Experts say there is no chance the orbiter will survive its Friday morning collision with the comet.

Although the last few minutes of its life are difficult to predict, researchers expect it to hit 67P at a walking pace of slightly less than 3 feet per second. When it lands, it will tumble and bounce before settling into its final resting place on the small lobe of the comet. The impact will kick up a few clouds of dark, powdery dust. Then a preprogrammed computer command will turn off its transmitters forever.

But this final death dive will not be made in vain.  

The lander will be pointed toward the Ma’at region, which is home to several pits about 320 feet across and 100 feet deep. When the comet was closer to the sun and more active, jets of dust came shooting out of these pits, making them an intriguing place for study.

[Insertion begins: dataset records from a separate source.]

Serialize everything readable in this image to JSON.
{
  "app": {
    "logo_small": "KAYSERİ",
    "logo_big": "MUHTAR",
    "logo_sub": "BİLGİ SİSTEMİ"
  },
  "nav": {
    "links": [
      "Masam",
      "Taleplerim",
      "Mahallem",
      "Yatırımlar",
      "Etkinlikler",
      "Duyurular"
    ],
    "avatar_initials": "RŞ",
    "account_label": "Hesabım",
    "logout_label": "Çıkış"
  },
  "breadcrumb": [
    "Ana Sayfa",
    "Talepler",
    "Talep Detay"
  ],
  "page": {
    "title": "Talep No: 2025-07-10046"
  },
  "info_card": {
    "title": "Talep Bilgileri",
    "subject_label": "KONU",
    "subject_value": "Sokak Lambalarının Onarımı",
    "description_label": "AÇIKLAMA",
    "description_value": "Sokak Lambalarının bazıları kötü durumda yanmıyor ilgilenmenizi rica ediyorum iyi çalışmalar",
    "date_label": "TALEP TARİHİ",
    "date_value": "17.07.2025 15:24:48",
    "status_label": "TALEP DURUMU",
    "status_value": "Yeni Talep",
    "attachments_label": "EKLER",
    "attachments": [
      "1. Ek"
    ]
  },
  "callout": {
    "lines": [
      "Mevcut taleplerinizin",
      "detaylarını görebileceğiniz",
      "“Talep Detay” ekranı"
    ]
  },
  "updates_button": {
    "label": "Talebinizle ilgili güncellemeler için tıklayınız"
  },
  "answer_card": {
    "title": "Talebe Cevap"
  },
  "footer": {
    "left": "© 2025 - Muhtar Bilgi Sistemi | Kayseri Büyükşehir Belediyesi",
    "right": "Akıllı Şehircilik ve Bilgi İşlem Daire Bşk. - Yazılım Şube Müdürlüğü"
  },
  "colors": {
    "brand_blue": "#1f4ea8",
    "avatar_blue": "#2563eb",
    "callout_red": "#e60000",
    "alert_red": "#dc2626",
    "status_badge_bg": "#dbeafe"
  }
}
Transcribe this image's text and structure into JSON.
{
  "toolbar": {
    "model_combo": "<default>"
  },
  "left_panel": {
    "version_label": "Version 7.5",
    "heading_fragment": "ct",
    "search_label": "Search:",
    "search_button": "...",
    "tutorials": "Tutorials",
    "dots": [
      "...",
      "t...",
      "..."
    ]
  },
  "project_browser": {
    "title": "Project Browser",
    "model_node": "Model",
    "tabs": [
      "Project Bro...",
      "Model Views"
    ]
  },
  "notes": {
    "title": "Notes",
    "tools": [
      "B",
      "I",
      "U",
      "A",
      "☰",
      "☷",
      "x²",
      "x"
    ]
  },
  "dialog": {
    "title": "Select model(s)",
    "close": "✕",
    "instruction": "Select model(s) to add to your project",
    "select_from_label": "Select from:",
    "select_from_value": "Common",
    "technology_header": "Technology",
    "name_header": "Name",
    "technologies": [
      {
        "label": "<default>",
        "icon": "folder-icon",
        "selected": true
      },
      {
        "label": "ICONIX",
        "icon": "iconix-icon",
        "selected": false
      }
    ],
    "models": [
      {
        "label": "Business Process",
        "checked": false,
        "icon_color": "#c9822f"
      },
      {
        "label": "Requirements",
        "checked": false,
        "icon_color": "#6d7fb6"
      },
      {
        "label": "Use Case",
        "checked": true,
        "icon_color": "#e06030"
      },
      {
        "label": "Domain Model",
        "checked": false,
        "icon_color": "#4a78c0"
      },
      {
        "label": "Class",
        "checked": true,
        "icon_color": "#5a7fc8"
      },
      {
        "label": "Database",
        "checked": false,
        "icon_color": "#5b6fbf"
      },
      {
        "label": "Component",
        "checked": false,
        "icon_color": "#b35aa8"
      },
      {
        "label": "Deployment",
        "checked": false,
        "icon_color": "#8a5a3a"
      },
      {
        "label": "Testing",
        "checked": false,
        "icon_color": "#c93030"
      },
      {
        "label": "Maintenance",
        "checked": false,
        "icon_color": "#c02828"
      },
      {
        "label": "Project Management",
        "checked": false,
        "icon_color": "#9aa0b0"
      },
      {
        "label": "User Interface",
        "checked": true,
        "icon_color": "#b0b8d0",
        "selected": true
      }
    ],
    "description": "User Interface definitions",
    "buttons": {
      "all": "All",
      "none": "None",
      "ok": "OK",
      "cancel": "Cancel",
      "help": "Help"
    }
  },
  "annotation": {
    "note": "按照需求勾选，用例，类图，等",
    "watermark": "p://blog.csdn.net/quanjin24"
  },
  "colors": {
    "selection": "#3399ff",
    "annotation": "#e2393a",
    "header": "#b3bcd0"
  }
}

In addition, researchers have spotted lumpy structures on the pit walls that might be cometessimals, the building blocks of the comet. Scientists are eager to get a closer look.

“The plan is to go as low as possible and transmit as late as possible,” Vallat said.

Here on Earth, hundreds of scientists and engineers will gather at the European Space Operations Center in Darmstadt, Germany, to watch for the flattening of the radio signal that will let them know Rosetta has gone offline forever.

“To be honest, I’m not sure how I feel,” said Matt Taylor, project scientist for the mission. “I’m relieved to be losing some of the burden that is operations, but also sad that we won’t have that aspect of ‘new’ observations.”

Already, data collected by Rosetta has led to the publication of hundreds of scientific papers. Measurements taken by the orbiter’s suite of instruments suggest that 67P has a higher dust-to-water ratio than expected, forcing scientists to change their view of comets as dirty snowballs and instead think of them as icy dust balls. High-resolution images of the comet’s surface have led to new theories about the processes that created the unexpected terrain. 

Observations of nitrogen and different types of water in 67P’s atmosphere suggest the comet formed far from the sun, and because the molecular fingerprint of the water is different from what we find in Earth’s oceans, researchers have concluded that comets did not play a major role in delivering water to our planet, as some had thought. 

One of the biggest surprises was the discovery of molecular oxygen on the comet. Although oxygen is abundant on Earth, it is quite rare in the universe and had never been seen on a comet. Computer models suggest that all of the molecular oxygen should have combined with hydrogen at the dawn of our solar system, so its presence on 67P is a puzzle scientists are still working out.

“There were things we thought we knew about comets that were very well confirmed, and things that we thought we knew that were totally wrong,” Weissman said.